Несколько глубинных бомб, видимо, были брошены только затем, чтобы отогнать нас от поврежденного транспорта. Преследования за нами мы не замечали. Пройдя еще около часа под водой, «Малютка» всплыла и, бесшумно рассекая морскую гладь, понеслась на восток, к родным берегам.
Появилась возможность в сравнительном спокойствии проанализировать наши действия в двух боевых соприкосновениях за день. Стоя на мостике «Малютки», я долго перебирал в памяти все пережитое за день. Подробно и критически взвешивая каждое свое действие, я с горечью обнаружил, как много промахов я допустил. «Ведь если бы не было так много самых элементарных ошибок, транспорт был бы утоплен, а лодка не подверглась позорной опасности от собственной торпеды», — раздумывал я и не находил себе никаких весомых оправданий.
— Товарищ командир, снизу докладывают: радиограмма передана, квитанция получена! — вывел меня из размышлений вахтенный офицер.
Перевалило уже за полночь, когда я, наконец, спустился в центральный пост и пошел в свою каюту. Но в отсеке меня повстречал матрос Свиридов. Он попросил разрешения показать только что выпущенный боевой листок.
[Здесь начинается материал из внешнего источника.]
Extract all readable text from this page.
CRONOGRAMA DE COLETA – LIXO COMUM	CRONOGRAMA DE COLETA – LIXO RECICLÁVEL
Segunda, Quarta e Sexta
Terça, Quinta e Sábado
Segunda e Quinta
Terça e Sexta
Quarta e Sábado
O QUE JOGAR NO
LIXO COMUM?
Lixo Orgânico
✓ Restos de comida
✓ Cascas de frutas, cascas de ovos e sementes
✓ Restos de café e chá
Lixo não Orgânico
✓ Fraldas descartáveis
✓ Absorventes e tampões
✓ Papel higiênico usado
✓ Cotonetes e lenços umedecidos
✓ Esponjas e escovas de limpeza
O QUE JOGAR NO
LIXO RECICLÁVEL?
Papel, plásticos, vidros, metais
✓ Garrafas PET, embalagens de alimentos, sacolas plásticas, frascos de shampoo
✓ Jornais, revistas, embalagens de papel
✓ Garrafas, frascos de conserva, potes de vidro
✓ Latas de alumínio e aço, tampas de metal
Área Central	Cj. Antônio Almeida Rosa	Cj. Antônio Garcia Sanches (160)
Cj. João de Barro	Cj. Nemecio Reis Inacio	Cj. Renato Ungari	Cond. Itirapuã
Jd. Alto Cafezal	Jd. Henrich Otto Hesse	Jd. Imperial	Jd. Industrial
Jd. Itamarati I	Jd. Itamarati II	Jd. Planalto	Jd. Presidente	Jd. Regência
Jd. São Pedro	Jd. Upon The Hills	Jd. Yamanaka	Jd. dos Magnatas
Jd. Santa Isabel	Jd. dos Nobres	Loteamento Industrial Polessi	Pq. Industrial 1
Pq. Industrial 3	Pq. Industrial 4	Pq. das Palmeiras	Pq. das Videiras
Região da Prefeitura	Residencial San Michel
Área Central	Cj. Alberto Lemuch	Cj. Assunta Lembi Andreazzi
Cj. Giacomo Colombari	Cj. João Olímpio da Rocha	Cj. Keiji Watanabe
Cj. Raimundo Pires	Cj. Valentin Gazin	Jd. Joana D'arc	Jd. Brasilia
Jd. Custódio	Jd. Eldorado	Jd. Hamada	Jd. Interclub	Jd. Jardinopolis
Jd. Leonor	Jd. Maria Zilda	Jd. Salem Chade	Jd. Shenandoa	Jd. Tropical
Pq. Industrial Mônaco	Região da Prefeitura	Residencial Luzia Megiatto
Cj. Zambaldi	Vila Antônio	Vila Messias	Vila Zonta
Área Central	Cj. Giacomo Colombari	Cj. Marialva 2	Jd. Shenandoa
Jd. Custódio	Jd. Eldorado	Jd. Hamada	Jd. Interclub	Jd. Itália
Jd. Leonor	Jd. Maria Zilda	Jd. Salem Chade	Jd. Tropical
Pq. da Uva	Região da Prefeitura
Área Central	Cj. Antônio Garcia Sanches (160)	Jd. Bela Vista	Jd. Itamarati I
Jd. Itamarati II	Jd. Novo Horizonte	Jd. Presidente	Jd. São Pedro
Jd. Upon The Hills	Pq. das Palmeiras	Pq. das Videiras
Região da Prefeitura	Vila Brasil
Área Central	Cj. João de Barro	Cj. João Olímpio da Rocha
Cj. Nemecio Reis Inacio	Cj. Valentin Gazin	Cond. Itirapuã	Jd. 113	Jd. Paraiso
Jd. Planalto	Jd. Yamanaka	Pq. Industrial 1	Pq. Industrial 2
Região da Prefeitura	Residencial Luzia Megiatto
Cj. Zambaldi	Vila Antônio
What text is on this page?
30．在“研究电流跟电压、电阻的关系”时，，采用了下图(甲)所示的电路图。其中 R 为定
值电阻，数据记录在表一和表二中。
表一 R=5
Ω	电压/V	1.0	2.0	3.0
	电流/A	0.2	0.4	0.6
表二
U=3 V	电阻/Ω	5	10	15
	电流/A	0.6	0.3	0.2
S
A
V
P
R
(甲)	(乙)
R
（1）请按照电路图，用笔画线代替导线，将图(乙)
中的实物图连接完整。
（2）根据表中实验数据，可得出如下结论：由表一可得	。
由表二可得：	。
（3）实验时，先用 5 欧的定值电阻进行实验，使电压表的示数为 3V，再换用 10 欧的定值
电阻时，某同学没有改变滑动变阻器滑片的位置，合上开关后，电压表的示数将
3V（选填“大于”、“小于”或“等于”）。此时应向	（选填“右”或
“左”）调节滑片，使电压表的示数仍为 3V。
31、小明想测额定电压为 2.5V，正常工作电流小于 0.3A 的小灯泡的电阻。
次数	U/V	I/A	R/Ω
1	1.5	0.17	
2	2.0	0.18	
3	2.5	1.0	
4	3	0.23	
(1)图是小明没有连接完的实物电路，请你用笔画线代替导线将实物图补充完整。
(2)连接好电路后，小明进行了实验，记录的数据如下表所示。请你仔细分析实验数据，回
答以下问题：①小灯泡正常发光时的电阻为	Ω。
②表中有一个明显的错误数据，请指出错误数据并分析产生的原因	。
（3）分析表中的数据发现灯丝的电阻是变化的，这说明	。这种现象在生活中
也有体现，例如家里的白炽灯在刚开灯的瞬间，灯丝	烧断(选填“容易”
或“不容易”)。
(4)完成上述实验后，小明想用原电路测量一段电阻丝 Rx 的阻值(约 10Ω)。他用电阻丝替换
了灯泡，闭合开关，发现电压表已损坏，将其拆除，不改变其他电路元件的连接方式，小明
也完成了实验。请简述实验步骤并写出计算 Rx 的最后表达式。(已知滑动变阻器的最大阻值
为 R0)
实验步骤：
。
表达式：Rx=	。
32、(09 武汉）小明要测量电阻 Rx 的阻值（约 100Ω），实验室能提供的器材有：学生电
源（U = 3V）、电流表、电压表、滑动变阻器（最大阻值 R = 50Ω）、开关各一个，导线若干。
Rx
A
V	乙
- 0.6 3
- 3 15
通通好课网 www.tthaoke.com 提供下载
Листок открывался большой карикатурой: «Малютка» изображалась в виде крокодила, проглатывающего баржу. Внутри крокодила были отсеки. В одном из них сидел трусливый Поедайло и, закатив глаза, молился изображению буйвола, по самые рога погруженного в воду у берега нашей протоки. Механик и боцман с самодовольными улыбками смотрели друг на друга. Впрочем, всех подробностей я даже не успел рассмотреть. Карикатура мне не понравилась.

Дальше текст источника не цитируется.